Sözün özü: Dün Kürtlerle Türkler binyıl boyunca birlikte hareket ettiler, tarihi birlikte inşa ettiler ve insanlık tarihinin akışını değiştirdiler.
Bugün de aynı şeyi yapabilirler ama tek bir şartla: Aynı İslâmî kardeşlik ruhuyla donanarak aynı İslâmî hedeflere yürüyebilirlerse...
Aksi taktirde, Türkler de kaybeder, Kürtler de. Ve haksız, zorba Batı emperyalizmi bölgemizi ve bizim üzerimizden de dünyayı tepe tepe sömürmeye devam eder. Sonuçta, bunun vebalini Türkler de, Kürtler de ödeyemez!
Tarihin yeniden yapıldığı bir süreçte, hem tarihin çöp sepetini boylarlar hem de insanlığın hakikat medeniyetine kavuşma imkânını ilkel gerekçelerle berhava ettikleri için Huzur-u İlâhi'de sorgulanır ve bunun hesabını veremezler!
Tarihî bir fırsat var önümüzde: Bu tarihî fırsatı göz göre göre tepmeyelim ve emperyalistlerin oyunlarını başlarına yıkmak ve insanlığı hakikat medeniyetiyle yeniden buluşturma kutlu yolculuğuna çıkmak için İslâmî idealler etrafında taze bir ruhla ve heyecanla toplanalım, hem geleceğimizi kuralım ve kurtaralım hem de insanlığın insanca ve hakça bir dünyaya kavuşma hakkını yerine getirme sorumluluğuyla yeniden kardeş olalım, diyorum.
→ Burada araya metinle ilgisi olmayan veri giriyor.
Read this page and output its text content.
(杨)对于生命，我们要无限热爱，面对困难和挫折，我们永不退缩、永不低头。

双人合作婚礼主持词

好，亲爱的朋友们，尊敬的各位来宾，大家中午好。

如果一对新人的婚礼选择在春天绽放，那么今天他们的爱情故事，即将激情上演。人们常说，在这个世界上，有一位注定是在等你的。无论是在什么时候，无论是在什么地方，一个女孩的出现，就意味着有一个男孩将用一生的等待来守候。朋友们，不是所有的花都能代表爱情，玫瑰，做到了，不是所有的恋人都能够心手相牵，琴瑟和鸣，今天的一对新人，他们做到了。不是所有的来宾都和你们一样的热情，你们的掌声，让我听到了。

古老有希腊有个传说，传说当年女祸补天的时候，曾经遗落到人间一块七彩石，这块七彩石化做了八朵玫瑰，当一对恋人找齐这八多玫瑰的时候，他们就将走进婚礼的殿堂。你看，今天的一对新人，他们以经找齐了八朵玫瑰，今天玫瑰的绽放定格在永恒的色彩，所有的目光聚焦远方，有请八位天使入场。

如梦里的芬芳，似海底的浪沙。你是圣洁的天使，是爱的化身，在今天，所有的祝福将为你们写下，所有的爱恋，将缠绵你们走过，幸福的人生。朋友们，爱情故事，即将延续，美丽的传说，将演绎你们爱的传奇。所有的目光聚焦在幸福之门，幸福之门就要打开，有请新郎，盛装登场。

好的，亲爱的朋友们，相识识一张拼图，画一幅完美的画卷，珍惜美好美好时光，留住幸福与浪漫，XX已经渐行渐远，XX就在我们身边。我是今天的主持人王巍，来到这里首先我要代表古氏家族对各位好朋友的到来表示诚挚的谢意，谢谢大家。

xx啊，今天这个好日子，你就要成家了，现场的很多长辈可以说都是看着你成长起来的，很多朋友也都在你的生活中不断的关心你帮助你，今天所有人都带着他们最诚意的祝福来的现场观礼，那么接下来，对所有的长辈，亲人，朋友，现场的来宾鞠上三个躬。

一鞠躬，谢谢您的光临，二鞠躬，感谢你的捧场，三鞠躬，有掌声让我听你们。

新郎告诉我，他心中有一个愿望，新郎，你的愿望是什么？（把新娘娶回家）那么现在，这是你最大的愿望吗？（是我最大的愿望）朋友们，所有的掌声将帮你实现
SELÇUKLU'NUN VE SELAHADDİN'İN TORUNLARI, UYANIN!
Dün Türklerle Kürtler, yani Selçuklu'nun torunları ile Selahaddin'in torunları Haçlılara karşı omuz omuza savaştılar; İslâm'ın bayraktarlığını birlikte yaptılar!
Ama bugün Haçlıların çocukları tarafından birbirlerine kırdırıIıyorlar!
Uyanın ve bozun bu oyunu!
Tarihî bir sınavla karşı karşıyayız. Eğer bu oyunu bozabilirsek, sınavı başarıyla veririz. İşte o zaman kimse duramaz bizim karşımızda! Kimse durduramaz bizi bir daha -Allah'ın yardımıyla!
Sözün özü: İslâm'ı terkederseniz, Allah da terkeder sizi, tarih de. Sürgün yersiniz, sürülürsünüz, sürünürsünüz, süründürülürsünüz -Allah muhafaza!